My plan for this November is to err on the side of NO. NO-vember, cute right?!
Last month I found myself over booked, over scheduled and committed to projects that if I was honest with myself, I wasn’t that enthused about. As women we are natural care givers and it is entrenched in our socialization that we need to make life easier for other people so we err on the side of yes. It’s not that we don’t ever say no but if we can squeeze it in, if we know it would help someone else out, if we have nothing else planned at that very moment then by golly we’ll do it. I’m done with that shit. I read something in The book of SHE: Your heroines journey into the Heart of Feminine Power that really resonated with me.
“If it’s not a full body hell yes! Then its a no.”

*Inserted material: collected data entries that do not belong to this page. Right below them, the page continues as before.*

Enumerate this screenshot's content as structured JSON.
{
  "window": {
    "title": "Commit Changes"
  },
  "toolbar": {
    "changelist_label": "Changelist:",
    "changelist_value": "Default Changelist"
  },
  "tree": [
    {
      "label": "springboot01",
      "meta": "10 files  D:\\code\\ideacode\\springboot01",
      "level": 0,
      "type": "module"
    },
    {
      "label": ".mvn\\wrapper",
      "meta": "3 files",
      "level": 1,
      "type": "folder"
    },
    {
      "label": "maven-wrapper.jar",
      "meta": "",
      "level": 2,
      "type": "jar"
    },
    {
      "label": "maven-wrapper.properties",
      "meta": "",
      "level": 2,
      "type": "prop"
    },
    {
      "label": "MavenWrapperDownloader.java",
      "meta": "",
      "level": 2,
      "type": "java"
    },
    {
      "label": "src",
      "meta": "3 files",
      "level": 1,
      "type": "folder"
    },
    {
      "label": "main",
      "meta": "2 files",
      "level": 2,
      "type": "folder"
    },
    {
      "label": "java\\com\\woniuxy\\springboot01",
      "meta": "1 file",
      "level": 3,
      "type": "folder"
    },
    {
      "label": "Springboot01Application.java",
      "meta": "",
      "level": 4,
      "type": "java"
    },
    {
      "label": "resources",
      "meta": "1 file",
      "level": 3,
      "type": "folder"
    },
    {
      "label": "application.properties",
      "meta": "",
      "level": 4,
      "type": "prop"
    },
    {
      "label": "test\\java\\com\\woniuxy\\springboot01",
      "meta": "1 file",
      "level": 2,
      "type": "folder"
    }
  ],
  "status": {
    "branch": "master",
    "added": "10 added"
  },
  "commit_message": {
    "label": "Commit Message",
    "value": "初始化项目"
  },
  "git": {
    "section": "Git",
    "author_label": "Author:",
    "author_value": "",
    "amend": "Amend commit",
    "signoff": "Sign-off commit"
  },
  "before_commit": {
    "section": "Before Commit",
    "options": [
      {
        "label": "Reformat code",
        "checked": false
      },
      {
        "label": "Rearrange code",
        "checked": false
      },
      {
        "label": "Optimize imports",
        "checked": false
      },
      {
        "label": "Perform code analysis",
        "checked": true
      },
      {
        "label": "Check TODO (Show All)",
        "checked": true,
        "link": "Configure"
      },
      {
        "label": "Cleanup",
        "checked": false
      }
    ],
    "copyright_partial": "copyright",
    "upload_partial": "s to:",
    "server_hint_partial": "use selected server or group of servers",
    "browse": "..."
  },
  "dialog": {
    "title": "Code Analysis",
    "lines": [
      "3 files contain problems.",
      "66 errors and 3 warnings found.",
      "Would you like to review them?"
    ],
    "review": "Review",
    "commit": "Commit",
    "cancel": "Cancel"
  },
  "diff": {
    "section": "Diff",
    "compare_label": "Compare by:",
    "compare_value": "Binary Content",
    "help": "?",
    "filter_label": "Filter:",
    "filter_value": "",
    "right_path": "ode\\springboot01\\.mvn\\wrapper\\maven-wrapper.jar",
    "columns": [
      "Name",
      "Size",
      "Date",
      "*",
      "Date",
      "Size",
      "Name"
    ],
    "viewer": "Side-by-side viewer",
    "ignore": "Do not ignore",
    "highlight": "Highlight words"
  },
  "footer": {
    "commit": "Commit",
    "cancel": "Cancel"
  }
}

When you establish a mind-body connection you can detect reactions in your body easily before your mind goes to work. Butterflies in your stomach, sweaty palms, increased heart rate, changes in breathing, clenching of the jaw, an inadvertent smile, a furrowed brow, feeling like a weight has been lifted off your chest. All of these are your body’s gut reactions. Derived from instinct and experience and made without thought. For me, this November, that’s how I’m going to make my choices. I’m going to err on the side of no unless my full body gives me a hell yes. I will master the art of the graceful decline. I will not agree to things based on what I feel I “should” do. I will not be afraid to disappoint. I will prioritize having space and time to just be and remind myself that allowing for that time enables me to be a better, more relaxed partner, mother, daughter, sister and friend. We’ll see how it goes.